Investigators travelled to Pennsylvania yesterday to get footage from a tourist who claimed to have filmed a suspicious person at the time of the car bomb, while in the city local businesses were being asked to hand over security camera footage that may hold clues.
The mayor, Michael Bloomberg, promised scores more police cameras to add to the 82 that police have installed in the midtown area of the city, but which failed to capture the significant moments of the incident.
Police released CCTV footage of a man seen a short distance from the car, who is shown taking off a shirt and stuffing it into a bag, and glancing over his shoulder in the direction of the car.
The white male, in his 40s, was the nearest that surveillance cameras have been able to come to a possible suspect.

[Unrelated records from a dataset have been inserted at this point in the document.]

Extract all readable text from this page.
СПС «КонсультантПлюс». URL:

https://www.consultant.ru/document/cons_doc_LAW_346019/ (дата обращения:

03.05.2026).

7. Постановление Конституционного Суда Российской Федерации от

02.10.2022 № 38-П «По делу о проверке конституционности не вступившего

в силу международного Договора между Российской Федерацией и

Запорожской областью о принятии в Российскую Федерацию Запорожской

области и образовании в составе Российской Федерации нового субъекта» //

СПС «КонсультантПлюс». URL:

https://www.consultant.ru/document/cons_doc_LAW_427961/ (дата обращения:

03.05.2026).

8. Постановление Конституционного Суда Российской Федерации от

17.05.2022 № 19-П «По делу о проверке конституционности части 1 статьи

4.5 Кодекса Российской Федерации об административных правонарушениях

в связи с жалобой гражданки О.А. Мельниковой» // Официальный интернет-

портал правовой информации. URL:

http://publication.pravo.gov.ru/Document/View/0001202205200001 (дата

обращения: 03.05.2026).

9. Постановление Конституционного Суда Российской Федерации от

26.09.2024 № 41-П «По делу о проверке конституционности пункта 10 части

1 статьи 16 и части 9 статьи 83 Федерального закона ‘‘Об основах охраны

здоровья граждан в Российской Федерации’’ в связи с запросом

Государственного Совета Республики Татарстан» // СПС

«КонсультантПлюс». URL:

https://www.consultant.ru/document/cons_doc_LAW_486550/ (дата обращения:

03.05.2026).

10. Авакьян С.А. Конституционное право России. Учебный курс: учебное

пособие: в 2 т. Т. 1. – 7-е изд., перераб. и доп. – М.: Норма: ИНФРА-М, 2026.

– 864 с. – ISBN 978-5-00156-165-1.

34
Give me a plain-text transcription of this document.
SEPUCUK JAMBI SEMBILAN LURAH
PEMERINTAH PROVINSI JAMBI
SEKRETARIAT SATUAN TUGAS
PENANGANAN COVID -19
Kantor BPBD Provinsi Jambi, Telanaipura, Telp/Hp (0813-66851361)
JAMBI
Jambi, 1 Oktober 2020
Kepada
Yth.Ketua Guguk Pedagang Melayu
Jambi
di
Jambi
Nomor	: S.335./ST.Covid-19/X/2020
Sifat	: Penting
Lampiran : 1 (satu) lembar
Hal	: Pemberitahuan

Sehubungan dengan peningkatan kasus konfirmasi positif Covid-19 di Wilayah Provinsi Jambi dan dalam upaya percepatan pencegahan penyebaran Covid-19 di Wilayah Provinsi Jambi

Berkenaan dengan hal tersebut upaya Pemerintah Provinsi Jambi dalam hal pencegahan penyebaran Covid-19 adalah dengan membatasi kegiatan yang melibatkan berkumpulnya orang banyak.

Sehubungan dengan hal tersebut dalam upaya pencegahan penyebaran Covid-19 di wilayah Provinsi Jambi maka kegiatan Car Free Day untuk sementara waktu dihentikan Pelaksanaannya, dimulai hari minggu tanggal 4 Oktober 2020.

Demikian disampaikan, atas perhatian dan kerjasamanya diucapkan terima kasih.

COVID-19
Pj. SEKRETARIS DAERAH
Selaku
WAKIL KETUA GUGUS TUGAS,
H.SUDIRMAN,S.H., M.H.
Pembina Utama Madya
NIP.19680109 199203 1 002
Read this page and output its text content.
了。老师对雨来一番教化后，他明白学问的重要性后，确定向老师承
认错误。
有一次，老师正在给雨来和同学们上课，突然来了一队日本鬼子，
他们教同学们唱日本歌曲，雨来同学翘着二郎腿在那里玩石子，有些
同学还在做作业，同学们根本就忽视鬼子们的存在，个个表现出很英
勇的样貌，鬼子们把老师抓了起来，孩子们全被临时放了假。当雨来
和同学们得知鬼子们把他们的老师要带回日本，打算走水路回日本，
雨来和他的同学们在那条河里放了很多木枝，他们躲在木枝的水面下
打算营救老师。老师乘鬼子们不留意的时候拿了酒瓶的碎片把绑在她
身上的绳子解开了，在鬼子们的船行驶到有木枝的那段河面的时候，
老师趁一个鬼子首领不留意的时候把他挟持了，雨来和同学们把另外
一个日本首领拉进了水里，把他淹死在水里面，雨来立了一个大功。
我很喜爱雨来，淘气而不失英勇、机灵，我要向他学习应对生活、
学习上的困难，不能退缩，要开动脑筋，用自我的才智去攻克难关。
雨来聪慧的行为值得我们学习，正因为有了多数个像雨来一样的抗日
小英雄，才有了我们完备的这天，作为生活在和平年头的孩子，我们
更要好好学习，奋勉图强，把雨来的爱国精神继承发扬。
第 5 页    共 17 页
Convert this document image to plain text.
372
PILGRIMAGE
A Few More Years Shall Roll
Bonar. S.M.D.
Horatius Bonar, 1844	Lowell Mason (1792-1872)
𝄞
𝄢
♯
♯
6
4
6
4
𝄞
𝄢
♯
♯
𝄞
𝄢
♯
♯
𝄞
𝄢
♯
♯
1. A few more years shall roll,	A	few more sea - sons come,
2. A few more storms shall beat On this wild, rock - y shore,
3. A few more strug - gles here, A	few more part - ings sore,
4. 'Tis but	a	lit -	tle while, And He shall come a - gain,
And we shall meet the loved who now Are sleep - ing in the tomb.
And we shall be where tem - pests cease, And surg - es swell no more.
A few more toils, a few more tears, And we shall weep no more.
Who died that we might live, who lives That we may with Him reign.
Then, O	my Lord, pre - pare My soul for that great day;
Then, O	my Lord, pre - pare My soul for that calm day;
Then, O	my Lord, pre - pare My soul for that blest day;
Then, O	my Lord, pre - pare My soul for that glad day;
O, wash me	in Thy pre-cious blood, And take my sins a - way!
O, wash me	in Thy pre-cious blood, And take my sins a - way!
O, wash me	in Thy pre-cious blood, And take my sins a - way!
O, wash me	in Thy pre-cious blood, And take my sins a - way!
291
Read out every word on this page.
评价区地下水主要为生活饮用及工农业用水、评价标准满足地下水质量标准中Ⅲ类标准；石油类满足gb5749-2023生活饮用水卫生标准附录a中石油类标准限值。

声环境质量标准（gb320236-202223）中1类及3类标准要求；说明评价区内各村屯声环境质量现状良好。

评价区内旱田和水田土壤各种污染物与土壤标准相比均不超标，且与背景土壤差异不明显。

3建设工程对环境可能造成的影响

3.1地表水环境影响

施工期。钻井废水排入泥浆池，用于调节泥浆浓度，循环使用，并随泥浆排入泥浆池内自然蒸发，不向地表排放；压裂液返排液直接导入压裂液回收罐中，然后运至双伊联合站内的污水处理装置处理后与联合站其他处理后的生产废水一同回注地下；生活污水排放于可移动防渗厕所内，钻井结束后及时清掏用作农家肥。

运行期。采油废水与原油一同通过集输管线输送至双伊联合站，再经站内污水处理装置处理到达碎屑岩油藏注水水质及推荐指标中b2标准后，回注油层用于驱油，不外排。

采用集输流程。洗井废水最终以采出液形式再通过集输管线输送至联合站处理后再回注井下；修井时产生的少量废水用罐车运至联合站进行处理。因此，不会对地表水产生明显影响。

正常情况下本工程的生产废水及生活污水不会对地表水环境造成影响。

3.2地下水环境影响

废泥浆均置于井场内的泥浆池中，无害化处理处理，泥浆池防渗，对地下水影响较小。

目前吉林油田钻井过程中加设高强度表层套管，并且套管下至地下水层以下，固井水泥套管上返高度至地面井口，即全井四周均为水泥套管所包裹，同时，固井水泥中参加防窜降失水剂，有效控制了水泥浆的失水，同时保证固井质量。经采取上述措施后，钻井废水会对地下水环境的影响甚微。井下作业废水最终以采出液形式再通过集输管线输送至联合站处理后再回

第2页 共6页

"There are millions of people who come through Times Square," Bloomberg said. "This person happened to be in a position in which a camera got a good shot of him, and maybe he had something to do with it, but there's a very good chance that he did not."
The 4WD's journey into Times Square was caught on camera for only a few seconds. Following the 9/11 terrorist attacks in New York in 2001, the city installed thousands of cameras in Lower Manhattan, and the so-called "ring of steel" will also be extended into the midtown area that includes Times Square, following a federal grant.
It is that work that the mayor referred to yesterday as being of top priority.
The ring of steel also includes licence plate readers and chemical weapons detectors, and has attracted the ire of civil liberties groups, who are fighting in the courts to get more information on the project.